In case you ever land in this situation -- or better still, if you want to pre-empt it -- here's what you can do to figure out a challenging client's writing preferences.

(1) Find out who your client admires -- Ask for writing samples from third-party or internal sources that the client likes. These may be from a company the client admires or the work of a favorite internal writer. Most people can’t articulate their preferences, but they know what they like when they see it.

(2) Study a body of tracked changes -- Gather three to five samples of this person’s tracked changes and look for patterns.

(3) Analyze in three specific categories: (a) discretionary vocabulary, (b) sentence structure and (c) content decisions. (That’s for starters. When I dive into these, I tend to find more categories specific to the client.)

(a) Discretionary vocabulary –
Does your client prefer international, global or worldwide? They all mean the same thing, right? Does he like meet, need and look better than assemble, require and appear? Again, same meaning, different words.

But to him, one set sounds right and the other doesn't. He can't tell you why. For most of us, it's a natural inclination to want writing that we are editing to sound similar to the syntax and connotation that matches the voice we hear in our head when we read. Most of us don't realize that we have these personal biases.

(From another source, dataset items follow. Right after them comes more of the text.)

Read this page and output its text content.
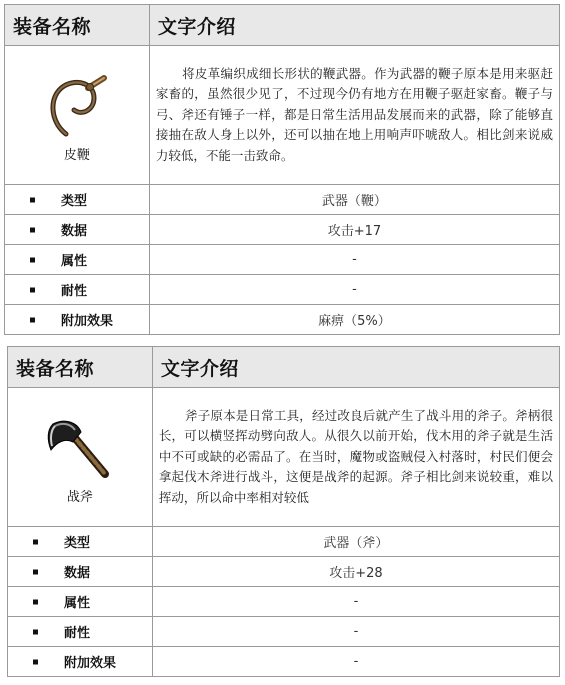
装备名称	文字介绍

皮鞭	将皮革编织成细长形状的鞭武器。作为武器的鞭子原本是用来驱赶家畜的，虽然很少见了，不过现今仍有地方在用鞭子驱赶家畜。鞭子与弓、斧还有锤子一样，都是日常生活用品发展而来的武器，除了能够直接抽在敌人身上以外，还可以抽在地上用响声吓唬敌人。相比剑来说威力较低，不能一击致命。
类型	武器（鞭）
数据	攻击+17
属性	-
耐性	-
附加效果	麻痹（5%）
装备名称	文字介绍

战斧	斧子原本是日常工具，经过改良后就产生了战斗用的斧子。斧柄很长，可以横竖挥动劈向敌人。从很久以前开始，伐木用的斧子就是生活中不可或缺的必需品了。在当时，魔物或盗贼侵入村落时，村民们便会拿起伐木斧进行战斗，这便是战斧的起源。斧子相比剑来说较重，难以挥动，所以命中率相对较低
类型	武器（斧）
数据	攻击+28
属性	-
耐性	-
附加效果	-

Does your client choose customer retention over customer loyalty, dramatically over highly, and stimulate over fuel?

Make a list of words that potentially could have been interchangeable with other words of similar meaning. Analyze them.

Some people have biases for particular sounds – like the “uhl” sounds in loyal, highly and fuel. I can't tell you why, just that I've observed it.

Some insist on generic college words (Latinate) like establish, initiate, consolidate and examine, while others prefer plain words (Anglo-Saxon) like set up, start, join and find. I know of one individual who likes Latinate verbs but poetic Anglo-Saxon kicks at the ends of sentences: “….consolidate ….initiate… cash in on the car’s cachet.”

If you detect an underlying core image, it may be easier to guess which discretionary words will be the best fit. Your client won’t realize how deliberately you made your choice; he’ll just feel comfortable reading what you wrote and won’t know why.

One company’s preferred vocabulary reminds me of music from the 1968 sci-fi classic “2001: A Space Odyssey.” It’s transcendent and expansive – freed from the limitations of, future generations, legendary.

Another emphasizes comparison (double the capacity, aggressive development milestones, outperform, minimal) and perspective (in a roundup of five, range from, longstanding, latest).

One reminds me of a race car: speed, accelerate, perform, grab, win, spin, stop.

(b) Sentence structure –
I know of at least one individual who systematically deletes all introductory clauses without fail. Meanwhile, others insist on them: “At a time when people are traveling more than ever (comma)” or “Demonstrating the popularity of mobile devices (comma).”

One company likes a rhythm of fours instead of the usual rhythm of threes, as in “apples, oranges, bananas and pears” versus “apples, oranges and bananas.”

I know of a company that deletes adjectives, except for certain ones immediately in front of product names – and nowhere else. This company mostly writes with strong verbs highly recommended). Many people do just the opposite. They mostly write with jazzy nouns (and quiet verbs like is, has, do), and love adjectives everywhere.

I know of a veteran professional communicator with an engineer’s love for efficiency but none for colloquialisms. So it’s “enables remote PC access” not “so users can connect to their PC while away from the office.” Another company with similar products prefers just the opposite.

(c) Content choices –
Some companies like to make explicit statements about business strategy in product announcements. Others stick to specs and features. A few (the ones that win awards and get talked about) emphasize social context. (Everyone agrees on emphasizing benefits.)

Once you’ve got these kinds of lists in front of you, the problem is no longer mysterious. You can create a cheat sheet for everyone on the team to use.